Walter Benjamin's Memorial, Portbou
Benjamin calls uncontrolled memories that rush back from a distant past “masks of fate”. These masks, like those of the primitives, in Benjamin’s view, take over our fragile plan to find meaning.
Great art and kitsch. Art with a capital letter, and folk art. To conduct a critique is to go beyond esthetic judgement. It is not a matter of what is beautiful or ugly, nor of style or taste. Benjamin highlights a polarity. On the one hand, there is the modern, Cartesian, illuminist then Kantian, idea of a subject – the subject that claims to control the world using rationality and thinks art idealizes human life by imposing formal style. On the other, there is a dimension of the self that is governed by the power of myth, by the design of fate, and by the collective unconscious.
This train of thought preserves its analytical force even when it is applied to the variegated world of pop culture today.
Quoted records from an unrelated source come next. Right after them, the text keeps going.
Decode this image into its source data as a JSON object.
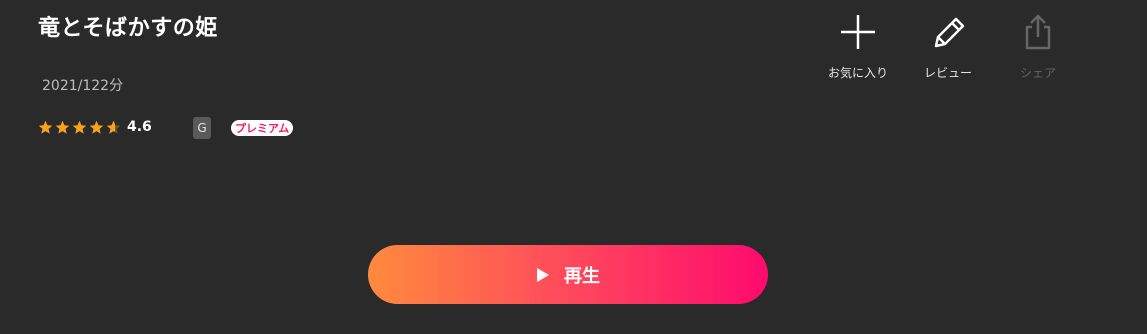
{
  "title": "竜とそばかすの姫",
  "meta": "2021/122分",
  "rating": {
    "value": 4.6,
    "display": "4.6",
    "stars_max": 5
  },
  "age_rating": "G",
  "premium_label": "プレミアム",
  "actions": {
    "favorite_label": "お気に入り",
    "review_label": "レビュー",
    "share_label": "シェア"
  },
  "play": {
    "label": "再生"
  },
  "colors": {
    "background": "#2a2a2a",
    "star": "#f7a21b",
    "play_gradient_start": "#ff8a3d",
    "play_gradient_end": "#ff0a6e",
    "premium_text": "#ee1f6a"
  },
  "icons": {
    "favorite": "plus-icon",
    "review": "pencil-icon",
    "share": "share-icon",
    "play": "play-icon",
    "rating": "star-icon"
  }
}
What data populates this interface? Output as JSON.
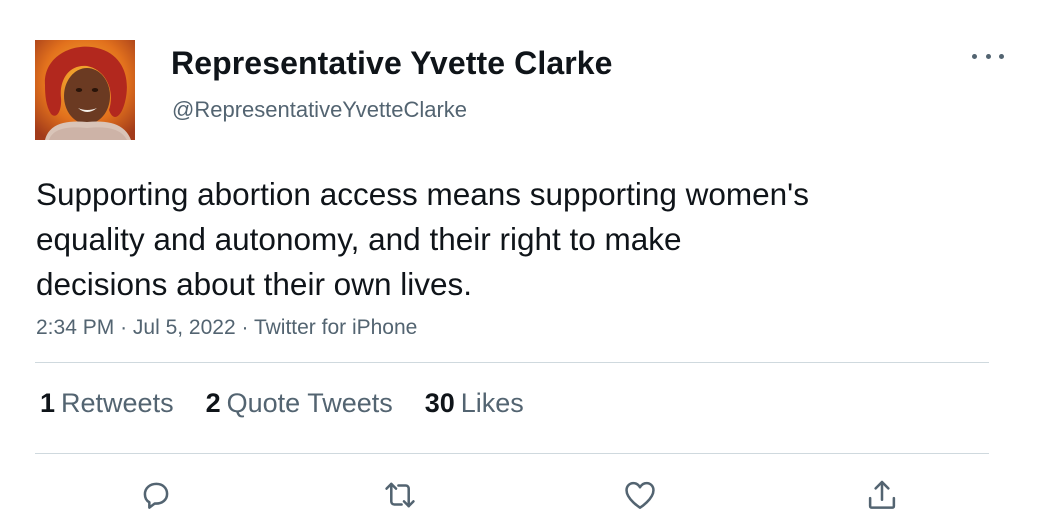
{
  "author": {
    "display_name": "Representative Yvette Clarke",
    "handle": "@RepresentativeYvetteClarke"
  },
  "tweet": {
    "text_lines": [
      "Supporting abortion access means supporting women's",
      "equality and autonomy, and their right to make",
      "decisions about their own lives."
    ],
    "time": "2:34 PM",
    "date": "Jul 5, 2022",
    "source": "Twitter for iPhone",
    "separator": "·"
  },
  "stats": {
    "retweets_count": "1",
    "retweets_label": "Retweets",
    "quotes_count": "2",
    "quotes_label": "Quote Tweets",
    "likes_count": "30",
    "likes_label": "Likes"
  },
  "icons": {
    "more": "more-horizontal-icon",
    "reply": "reply-icon",
    "retweet": "retweet-icon",
    "like": "heart-icon",
    "share": "share-icon"
  },
  "colors": {
    "text_primary": "#0f1419",
    "text_secondary": "#536471",
    "divider": "#cfd9de"
  }
}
Benjamin concluded by making an implicit reference to the concept of critique. “Art teaches us to look into objects. Folk art and kitsch allow us to look outward from within these objects.”
As the 2011 exhibition, ‘Walter Benjamin Archives’, curated in Paris by the Musée d’art et d’histoire du Judaïsme, showed so clearly, minimalism is one of the main traits of Benjamin’s essay writing, together with listing, citation, and note fragments. The very materiality of his cramped handwriting, which challenges us to decipher it, the montage effect of disparate elements gathered together, the search for conceptual synesthesia – all these elements contribute to our understanding of the essays.
The fragments offer readers a close-up view and significant insight into Walter Benjamin’s philosophical leanings. We can appraise his tools, understand the provenance of his materials, see the maps and papers that led to diverse re-constructions. It is like a vast construction site, and it is easy to imagine Benjamin working there, dressed as a wizard, with a cap and wand, as Adorno described him.